URL: https://www.clinicaltrials.gov; Unique identifier: NCT03742050.
ORBITA-2(经皮冠状动脉介入治疗缓解稳定型心绞痛的安慰剂对照试验)为经皮冠状动脉介入治疗(PCI)在稳定型冠状动脉疾病中缓解心绞痛的作用提供了证据。血流储备分数(FFR)和瞬时无波比值(iFR)常用于指导PCI;然而,它们预测安慰剂对照下心绞痛改善情况的能力尚不清楚。
纳入有胸痛、心肌缺血和稳定型冠状动脉疾病的参与者,并停用抗心绞痛药物。参与者使用ORBITA智能手机症状应用程序(ORBITA应用程序)连续2周每日报告胸痛发作情况。在研究血管造影时,测量FFR和iFR。在镇静和听觉隔离后,参与者被随机分为PCI组或安慰剂组,然后进入为期12周的盲法随访阶段,期间每日报告心绞痛情况。使用贝叶斯比例优势模型测试将FFR和iFR作为连续变量分析时预测PCI安慰剂对照效果的能力。

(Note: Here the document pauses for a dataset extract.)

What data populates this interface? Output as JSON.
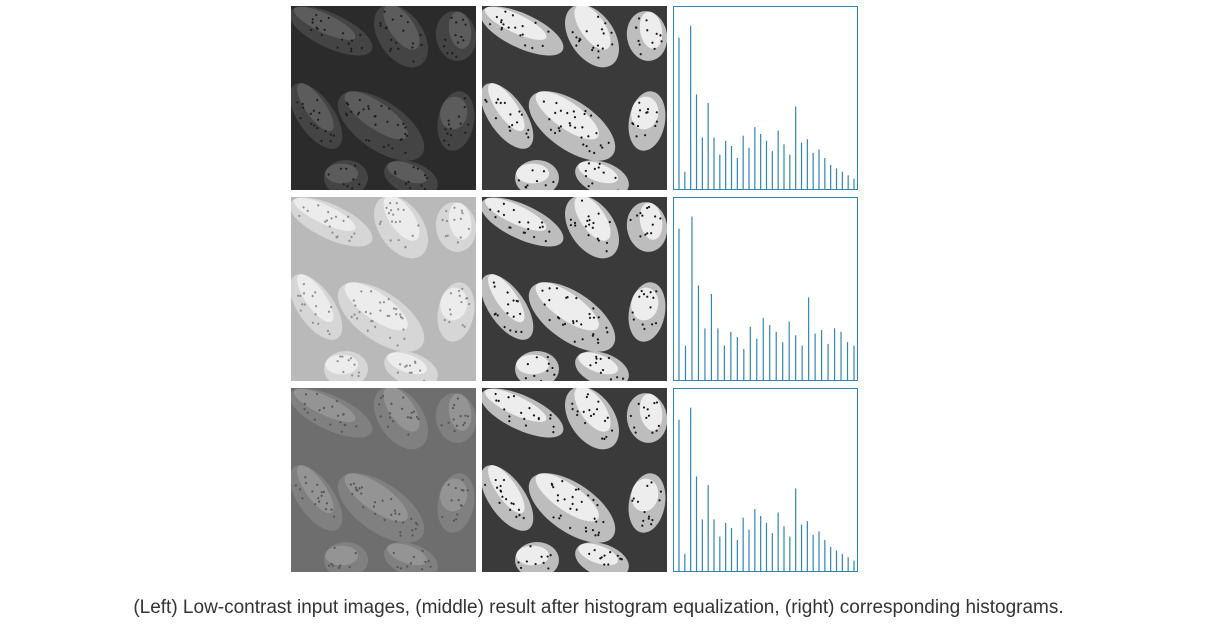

279例患者(140例PCI组和139例安慰剂组)有创生理数据可用。年龄中位数(四分位间距)为65岁(59.0 - 70.5岁),223例(79.9%)为男性。FFR中位数为0.60(0.46 - 0.73),iFR中位数为0.76(0.50 - 0.86)。在所有终点中,FFR或iFR越低,PCI带来的安慰剂对照改善越大。有强有力的证据表明,FFR处于下四分位数的患者与上四分位数的患者相比,PCI在安慰剂对照下心绞痛症状评分改善更大(FFR,0.46对0.73:优势比,2.01;95%可信区间,1.79 - 2.26;相互作用概率,>99.9%)。同样,有强有力的证据表明,iFR处于下四分位数的患者与iFR处于上四分位数的患者相比,PCI在安慰剂对照下心绞痛症状评分改善更大(iFR,0.50对0.86:优势比,2.13;95%可信区间,1.87 - 2.45;相互作用概率,>99.9%)。在罗斯心绞痛和非罗斯心绞痛中均观察到获益与生理指标之间的关系。
通过FFR和iFR测量的生理狭窄严重程度可预测PCI带来的安慰剂对照下的心绞痛缓解情况。有创冠状动脉生理学可用于将PCI靶向应用于最可能获益的患者。